I ask, “Is this think with women just constant?” “What?” Rex looks confused. “Soleil is a member of my posse.”
11. P.M. Under the awning of Woo Lae Oak, as we wait for the valet to get Rex’s car, a guy with 90210 hair taps Rex on the shoulder. “Are you following me?” Rex jokes. The guys is, as it turns out, a fan, and though he is with a girl – a Heather Graham –ish blonde – he can’t seem to take his eyes off Rex. “I’ve always found him attractive,” the guy explains grinning. “He has sexy-ass eyes. He’s the love of my life.” “Uh, thanks, bro,” says Rex, unconvinced.
11:10 P.M. We’re driving through bumper-to-bumper, Saturday-night traffic on Sunset Boulevard and Rex is musing about all the attention he has been getting. “It still doesn’t sink in that this has anything to do with the way I look,” he says. “I watch myself on a TV show, and I say, ‘I hate nose. Look at my hair!’ I never think with girls, like I’m gonna get them because I’m supposed to be handsome. I think the way to a girl’s heart is with a sense of humor – at least the kind of women I’d want to be with.”
He doesn’t have a girlfriend now; he broke up a three-year relationship more than a year ago and says he isn’t ready for another one. “I work, so I don’t go out a lot,” he says. “At work, it’s social, hanging out with other young actors. At home (in West Hollywood) I just hang out with my guy friends, watch sports, play basketball, I’m a normal dude, nothing too extracurricular or exciting.”
12 A.M. We park the car, and we’re walking down crowded Sunset, on our way to SkyBar in the Mondrian Hotel. Rex wants a smoke.
“Oh, let me do that for you,” says a guy passing by, noticing Rex fumbling in his pocks and handing him a cigarette.
“Let him have the box,” urges his girlfriend, a doe-eyed waif.
“The box is wet,” says the guy.
“Oh. We have a wet…box,” says the girl, licking her lips.
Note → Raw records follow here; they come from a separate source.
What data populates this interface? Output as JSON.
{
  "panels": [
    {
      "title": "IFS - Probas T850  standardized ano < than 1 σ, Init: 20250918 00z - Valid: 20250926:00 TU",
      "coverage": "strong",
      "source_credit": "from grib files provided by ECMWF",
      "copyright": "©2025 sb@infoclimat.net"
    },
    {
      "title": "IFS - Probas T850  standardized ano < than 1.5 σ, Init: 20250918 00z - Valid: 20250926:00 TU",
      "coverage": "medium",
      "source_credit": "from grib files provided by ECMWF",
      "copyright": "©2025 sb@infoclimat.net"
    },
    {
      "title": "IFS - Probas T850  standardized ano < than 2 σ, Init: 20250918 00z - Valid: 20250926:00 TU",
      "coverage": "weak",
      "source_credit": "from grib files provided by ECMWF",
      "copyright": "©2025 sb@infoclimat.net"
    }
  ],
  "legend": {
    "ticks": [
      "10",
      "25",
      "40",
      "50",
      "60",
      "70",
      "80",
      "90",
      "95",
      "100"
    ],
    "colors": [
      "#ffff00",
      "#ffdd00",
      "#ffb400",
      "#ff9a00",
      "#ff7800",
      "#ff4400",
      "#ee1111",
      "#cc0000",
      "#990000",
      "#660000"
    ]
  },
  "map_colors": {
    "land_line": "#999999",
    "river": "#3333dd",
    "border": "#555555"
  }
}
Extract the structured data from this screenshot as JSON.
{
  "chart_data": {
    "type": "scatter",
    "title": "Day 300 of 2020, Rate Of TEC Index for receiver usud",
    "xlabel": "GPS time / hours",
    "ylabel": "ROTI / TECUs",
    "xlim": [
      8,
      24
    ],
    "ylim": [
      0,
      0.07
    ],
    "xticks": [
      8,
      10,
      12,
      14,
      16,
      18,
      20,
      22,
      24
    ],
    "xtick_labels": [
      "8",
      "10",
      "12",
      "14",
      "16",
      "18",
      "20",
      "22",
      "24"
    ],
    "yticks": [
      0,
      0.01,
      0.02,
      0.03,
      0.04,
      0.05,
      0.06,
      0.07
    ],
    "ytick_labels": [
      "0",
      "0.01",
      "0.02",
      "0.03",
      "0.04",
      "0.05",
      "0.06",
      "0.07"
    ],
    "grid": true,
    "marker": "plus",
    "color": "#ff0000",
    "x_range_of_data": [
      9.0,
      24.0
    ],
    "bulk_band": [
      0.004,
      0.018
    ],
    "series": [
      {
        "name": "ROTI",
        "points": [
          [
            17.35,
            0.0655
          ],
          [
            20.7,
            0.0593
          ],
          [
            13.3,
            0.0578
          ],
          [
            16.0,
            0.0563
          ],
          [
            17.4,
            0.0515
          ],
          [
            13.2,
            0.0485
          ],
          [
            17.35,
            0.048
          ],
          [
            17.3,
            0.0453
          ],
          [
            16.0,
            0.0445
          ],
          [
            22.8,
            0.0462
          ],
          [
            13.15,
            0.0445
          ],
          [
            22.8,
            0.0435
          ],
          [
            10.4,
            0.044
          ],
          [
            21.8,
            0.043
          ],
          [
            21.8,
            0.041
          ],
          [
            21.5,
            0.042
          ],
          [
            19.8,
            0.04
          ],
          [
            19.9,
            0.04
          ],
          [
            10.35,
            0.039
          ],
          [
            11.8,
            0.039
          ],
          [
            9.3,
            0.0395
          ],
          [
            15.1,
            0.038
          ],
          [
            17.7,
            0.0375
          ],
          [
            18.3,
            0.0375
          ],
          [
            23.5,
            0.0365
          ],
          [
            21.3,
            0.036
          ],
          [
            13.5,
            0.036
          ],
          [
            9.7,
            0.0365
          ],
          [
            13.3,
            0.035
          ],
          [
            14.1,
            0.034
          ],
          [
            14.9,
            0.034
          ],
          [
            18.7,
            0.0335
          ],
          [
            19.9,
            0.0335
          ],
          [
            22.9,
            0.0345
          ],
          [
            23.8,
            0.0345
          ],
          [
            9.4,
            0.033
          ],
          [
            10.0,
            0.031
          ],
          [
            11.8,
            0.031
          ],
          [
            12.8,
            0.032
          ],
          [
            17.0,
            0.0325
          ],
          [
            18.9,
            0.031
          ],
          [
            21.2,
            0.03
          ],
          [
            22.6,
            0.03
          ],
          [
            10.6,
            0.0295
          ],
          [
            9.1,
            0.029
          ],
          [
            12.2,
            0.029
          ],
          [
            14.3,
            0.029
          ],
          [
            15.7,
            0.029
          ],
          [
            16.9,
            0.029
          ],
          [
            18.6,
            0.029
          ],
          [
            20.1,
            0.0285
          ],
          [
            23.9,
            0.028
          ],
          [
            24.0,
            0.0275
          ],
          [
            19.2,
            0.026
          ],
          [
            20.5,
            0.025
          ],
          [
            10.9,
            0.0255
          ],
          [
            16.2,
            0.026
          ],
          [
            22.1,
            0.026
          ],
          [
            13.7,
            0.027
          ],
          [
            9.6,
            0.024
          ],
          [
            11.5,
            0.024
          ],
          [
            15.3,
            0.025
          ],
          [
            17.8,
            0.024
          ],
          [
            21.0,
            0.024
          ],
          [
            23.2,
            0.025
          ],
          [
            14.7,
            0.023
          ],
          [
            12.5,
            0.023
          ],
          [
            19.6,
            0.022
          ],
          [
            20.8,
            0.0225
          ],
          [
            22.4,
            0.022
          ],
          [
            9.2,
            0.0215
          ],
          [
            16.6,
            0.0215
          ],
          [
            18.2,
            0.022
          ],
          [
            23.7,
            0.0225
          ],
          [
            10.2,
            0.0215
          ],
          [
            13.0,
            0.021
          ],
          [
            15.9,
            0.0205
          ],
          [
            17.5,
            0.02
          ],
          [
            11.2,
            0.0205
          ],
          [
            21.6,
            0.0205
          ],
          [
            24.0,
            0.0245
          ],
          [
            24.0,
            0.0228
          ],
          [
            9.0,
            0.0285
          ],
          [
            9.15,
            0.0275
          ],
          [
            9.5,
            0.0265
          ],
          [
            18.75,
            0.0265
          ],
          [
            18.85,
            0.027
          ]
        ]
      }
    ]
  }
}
The line outside SkyBar is long and chaotic, full of people imploring the bouncer to let them in. “Hey Simon,” says the bouncer, pulling the rope open for Rex. Before Rex can step in, though, a dyed blond in Dolce & Gabbana approaches. “Will ya sign my shirt?” she asks. “Across the tits!” she orders, flipping back her stiff hair and pushing out her impressive, if synthetic, chest.
“Hey, wait a minute,” says her muscle-bound boyfriend, huffy, hands on hips. “Should I ask him to sign my balls?”
“Let’s get out of here,” Rex whispers.
We run the other way, ditching SkyBar and laughing like kids. But it’s getting late, and Rex wants to head home. He is tired. Maybe it’s the demands of shooting Jack and Jill every day, or maybe it’s just the pressure of having every other woman – and man – in L.A. come on to him. “I’m telling you,” Rex says, slowing down as we continue heading up the street, “this never happens to me – this is not a typical night.”
“Aren’t you Simon Rex?” ask girls bouncing out of the Comedy Store.
“Yes.” Rex sighs
“Ooh,” one says. “You got pretty eyes.”